Paste: It makes me wonder: You said you thought you might die before you got to see The Phantom Menace. Did you ever think, “I’m going to die before this film ever gets made”?
Cline: I was sure of it. I was sure that it was just this weird little blip on the radar, that it would never get made. And then to go to Albuquerque to see the movie set, to see the stuff I described, there are all these construction people building these sets, and building the trash compactor from Star Wars. For your first movie, this was really amazing. It was late 2006 that the movie was finished filming and went into post-production. Then it was like, “Wow! This movie is going to come out.”

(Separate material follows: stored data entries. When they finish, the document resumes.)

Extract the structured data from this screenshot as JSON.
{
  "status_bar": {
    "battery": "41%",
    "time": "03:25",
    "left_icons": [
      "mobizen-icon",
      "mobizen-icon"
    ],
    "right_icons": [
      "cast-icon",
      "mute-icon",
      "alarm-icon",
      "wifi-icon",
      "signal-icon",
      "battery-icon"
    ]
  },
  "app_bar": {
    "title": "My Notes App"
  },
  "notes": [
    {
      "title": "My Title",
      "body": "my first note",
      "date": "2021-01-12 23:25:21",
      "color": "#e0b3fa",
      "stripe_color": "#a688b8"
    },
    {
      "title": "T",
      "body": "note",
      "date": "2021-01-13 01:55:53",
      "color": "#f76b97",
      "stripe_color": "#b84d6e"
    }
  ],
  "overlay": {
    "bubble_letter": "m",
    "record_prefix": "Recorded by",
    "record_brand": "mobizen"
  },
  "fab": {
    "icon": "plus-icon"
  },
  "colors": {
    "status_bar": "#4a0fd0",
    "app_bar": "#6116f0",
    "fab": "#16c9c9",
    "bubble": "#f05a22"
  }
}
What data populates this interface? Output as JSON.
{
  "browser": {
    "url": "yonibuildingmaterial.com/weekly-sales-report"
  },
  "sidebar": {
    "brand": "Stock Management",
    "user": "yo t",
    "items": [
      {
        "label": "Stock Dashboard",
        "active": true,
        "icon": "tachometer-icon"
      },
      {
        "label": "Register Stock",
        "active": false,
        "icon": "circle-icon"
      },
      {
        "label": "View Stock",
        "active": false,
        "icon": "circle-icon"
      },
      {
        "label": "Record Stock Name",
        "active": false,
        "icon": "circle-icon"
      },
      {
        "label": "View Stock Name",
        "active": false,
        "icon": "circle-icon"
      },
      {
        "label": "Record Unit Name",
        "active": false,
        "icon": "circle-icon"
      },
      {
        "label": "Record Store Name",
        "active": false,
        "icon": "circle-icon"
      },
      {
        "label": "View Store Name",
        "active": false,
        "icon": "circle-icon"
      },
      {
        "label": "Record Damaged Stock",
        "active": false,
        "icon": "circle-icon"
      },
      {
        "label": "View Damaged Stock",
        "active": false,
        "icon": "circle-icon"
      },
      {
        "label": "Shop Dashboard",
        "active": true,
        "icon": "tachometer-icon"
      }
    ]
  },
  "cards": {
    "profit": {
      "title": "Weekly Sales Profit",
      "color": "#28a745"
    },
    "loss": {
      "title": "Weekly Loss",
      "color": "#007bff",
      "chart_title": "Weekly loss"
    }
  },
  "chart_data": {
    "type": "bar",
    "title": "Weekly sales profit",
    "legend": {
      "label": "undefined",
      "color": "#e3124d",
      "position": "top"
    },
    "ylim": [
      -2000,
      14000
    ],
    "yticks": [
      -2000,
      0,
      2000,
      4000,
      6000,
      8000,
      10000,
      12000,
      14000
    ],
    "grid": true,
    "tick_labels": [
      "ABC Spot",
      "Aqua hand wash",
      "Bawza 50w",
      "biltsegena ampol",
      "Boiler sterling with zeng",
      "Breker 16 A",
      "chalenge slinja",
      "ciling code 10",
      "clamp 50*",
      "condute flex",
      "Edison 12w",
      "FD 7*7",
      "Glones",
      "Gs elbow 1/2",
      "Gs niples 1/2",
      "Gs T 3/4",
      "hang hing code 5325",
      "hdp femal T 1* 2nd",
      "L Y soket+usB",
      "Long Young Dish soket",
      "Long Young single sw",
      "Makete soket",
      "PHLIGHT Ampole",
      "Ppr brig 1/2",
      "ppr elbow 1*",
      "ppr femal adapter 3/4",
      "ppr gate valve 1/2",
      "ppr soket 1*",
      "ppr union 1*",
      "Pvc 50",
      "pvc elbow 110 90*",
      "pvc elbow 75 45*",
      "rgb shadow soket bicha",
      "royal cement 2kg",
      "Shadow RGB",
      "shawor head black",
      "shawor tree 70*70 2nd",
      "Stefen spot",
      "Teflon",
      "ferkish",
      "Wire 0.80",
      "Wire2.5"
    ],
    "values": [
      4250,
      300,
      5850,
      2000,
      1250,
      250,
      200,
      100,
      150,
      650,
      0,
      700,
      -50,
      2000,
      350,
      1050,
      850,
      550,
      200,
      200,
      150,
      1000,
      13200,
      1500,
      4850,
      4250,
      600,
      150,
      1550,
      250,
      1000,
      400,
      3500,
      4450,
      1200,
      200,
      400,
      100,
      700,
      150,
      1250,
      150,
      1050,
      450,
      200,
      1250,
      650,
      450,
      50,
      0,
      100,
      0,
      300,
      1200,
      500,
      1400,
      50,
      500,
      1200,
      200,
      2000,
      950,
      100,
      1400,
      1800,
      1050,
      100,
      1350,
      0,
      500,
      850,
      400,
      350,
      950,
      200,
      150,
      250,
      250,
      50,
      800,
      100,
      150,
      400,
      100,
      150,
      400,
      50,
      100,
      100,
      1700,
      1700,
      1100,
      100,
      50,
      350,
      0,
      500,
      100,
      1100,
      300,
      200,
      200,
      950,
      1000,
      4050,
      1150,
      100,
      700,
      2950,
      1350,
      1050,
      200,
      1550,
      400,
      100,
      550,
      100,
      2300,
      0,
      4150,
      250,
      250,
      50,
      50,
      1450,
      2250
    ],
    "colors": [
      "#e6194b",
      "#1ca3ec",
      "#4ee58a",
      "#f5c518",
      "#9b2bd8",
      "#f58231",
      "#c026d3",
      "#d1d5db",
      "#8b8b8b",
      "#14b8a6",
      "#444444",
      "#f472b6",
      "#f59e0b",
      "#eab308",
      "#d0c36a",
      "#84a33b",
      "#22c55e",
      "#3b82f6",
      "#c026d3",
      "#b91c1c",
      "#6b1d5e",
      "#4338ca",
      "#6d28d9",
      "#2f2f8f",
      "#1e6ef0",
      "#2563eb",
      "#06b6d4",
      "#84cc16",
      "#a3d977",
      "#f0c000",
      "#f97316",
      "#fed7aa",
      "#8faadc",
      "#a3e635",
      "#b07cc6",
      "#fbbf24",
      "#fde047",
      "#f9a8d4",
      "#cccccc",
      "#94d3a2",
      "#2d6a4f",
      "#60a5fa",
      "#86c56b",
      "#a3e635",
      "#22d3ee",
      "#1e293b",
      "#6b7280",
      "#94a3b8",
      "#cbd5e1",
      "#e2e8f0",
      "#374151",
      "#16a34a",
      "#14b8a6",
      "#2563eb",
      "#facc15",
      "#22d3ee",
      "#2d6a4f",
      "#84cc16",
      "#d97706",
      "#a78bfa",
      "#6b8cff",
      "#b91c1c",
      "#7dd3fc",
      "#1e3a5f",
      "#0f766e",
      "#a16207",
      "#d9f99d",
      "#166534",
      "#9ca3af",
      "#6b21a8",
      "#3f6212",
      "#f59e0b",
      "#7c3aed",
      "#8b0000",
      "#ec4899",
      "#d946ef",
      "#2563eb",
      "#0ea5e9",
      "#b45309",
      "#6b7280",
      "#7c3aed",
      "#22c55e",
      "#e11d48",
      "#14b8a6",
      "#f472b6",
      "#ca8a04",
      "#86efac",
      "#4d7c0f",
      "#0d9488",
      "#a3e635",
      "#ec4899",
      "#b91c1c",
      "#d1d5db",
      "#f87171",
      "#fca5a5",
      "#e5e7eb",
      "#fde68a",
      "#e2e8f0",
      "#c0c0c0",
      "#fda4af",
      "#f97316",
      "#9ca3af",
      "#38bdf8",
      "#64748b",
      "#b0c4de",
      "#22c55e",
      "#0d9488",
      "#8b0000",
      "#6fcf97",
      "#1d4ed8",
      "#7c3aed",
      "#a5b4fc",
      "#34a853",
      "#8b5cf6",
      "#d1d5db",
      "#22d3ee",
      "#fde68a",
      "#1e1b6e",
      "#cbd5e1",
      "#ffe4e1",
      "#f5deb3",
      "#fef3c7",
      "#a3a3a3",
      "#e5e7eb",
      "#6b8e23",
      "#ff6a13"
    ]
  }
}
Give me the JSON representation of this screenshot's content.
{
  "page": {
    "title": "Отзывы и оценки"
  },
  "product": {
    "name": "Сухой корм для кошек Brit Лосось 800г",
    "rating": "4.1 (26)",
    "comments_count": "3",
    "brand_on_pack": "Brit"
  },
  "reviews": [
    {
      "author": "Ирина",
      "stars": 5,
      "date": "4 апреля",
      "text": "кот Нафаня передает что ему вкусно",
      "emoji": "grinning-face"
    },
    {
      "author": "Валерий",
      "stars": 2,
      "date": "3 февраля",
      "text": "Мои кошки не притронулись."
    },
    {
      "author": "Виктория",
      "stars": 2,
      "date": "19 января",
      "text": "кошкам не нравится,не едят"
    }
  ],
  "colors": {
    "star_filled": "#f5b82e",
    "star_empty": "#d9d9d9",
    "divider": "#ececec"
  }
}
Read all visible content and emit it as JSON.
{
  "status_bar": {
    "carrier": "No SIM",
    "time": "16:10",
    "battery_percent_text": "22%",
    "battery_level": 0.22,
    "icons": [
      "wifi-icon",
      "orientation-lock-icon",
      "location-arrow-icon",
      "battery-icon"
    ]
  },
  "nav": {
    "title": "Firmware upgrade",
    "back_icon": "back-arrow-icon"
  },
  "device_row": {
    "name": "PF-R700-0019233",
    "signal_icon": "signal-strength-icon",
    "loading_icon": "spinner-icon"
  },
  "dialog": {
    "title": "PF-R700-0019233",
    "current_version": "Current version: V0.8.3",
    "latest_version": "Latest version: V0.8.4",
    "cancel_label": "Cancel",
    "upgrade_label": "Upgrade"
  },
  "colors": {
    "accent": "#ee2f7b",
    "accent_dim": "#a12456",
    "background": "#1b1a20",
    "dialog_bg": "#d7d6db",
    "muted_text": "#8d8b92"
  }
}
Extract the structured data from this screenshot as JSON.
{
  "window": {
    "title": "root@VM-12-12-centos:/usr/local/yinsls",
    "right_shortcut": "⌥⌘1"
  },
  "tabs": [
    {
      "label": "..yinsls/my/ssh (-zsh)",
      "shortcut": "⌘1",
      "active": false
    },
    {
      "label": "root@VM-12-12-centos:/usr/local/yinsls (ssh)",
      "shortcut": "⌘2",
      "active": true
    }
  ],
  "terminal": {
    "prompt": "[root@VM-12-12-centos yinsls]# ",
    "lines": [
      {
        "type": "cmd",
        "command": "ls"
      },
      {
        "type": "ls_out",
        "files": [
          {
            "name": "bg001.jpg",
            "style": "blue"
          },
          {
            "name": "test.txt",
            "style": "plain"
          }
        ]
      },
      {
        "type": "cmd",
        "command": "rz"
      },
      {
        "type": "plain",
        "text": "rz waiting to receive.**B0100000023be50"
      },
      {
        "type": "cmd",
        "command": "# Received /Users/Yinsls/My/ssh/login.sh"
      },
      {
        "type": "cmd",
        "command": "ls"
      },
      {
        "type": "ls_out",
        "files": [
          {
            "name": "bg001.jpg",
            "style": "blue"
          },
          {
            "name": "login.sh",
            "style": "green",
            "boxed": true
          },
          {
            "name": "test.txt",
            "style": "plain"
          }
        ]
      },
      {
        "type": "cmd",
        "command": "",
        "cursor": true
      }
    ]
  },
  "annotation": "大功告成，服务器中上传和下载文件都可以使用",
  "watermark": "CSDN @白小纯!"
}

Then there was this whole other drama where the studio starts editing it and testing it, and then they decided it was aimed too much at Star Wars fans, and they wanted it to make fun of Star Wars fans, and take out this “dying friend” element. It turned the friends into criminals and kind of jerks. It wasn’t about guys on a quest to do something noble for their dying friend anymore. It was a bunch of nerdy kids going to trespass for no reason. It didn’t work. It didn’t make sense. I had come all this way and the movie was done and now it was going to be ruined. But Star Wars fans had helped us make it, because we had such a small budget that all the props and costumes and storm trooper outfits that you see in the movie are Star Wars fans. The production team put out a call and said we can’t afford everything we want to do, but if you help us then you can be in the movie, so the movie is full of stuff borrowed from fans. Once they started to rip the heart and soul out of the movie and tried to change it that’s when Star Wars fans rallied on the Internet and started e-mailing the studio. When they started that whole “Stop Darth Weinstein” campaign, I guess the studio ended up getting over 300,000 e-mails saying, "You can’t change this movie." That was unprecedented. I saw the new, edited version and I thought, wow, they’ve ruined this movie.
Paste: It must of have been heartbreaking at the time.
Cline: It was horrible. But the fans change the studio’s mind. The studio was unable to do business because their e-mail boxes were flooded with all these angry e-mails from Star Wars fans all over the world saying, "We’re going to boycott every movie you make unless you give the movie back to the fans who made it." And they did. That’s never happened. The Weinsteins have never changed their minds, ever, except this one time.
Paste: So they were able to keep the same cast?
Cline: Yes. There are a couple of the scenes of the re-shoots they did that are like a year and a half later. You can see that the actors’ hair is different, a couple of them weigh like 20 pounds more. In the continuity of the movie you don’t really notice.
The most amazing thing to me was that when they were doing the final sound mix on the movie, they did that at Skywalker Sound on Skywalker Ranch, and the director invited me to come out and do the final sound mix with him. So he and I, the biggest Star Wars fans in the world, got to go to Skywalker Ranch and finish our movie about breaking into Skywalker Ranch, and be surrounded by all the props we had dreamed about since we were little kids. It was the weirdest thing. After 10 years to the day, almost, since I had written the movie, I get to go to Skywalker Ranch as a result of writing this little thing.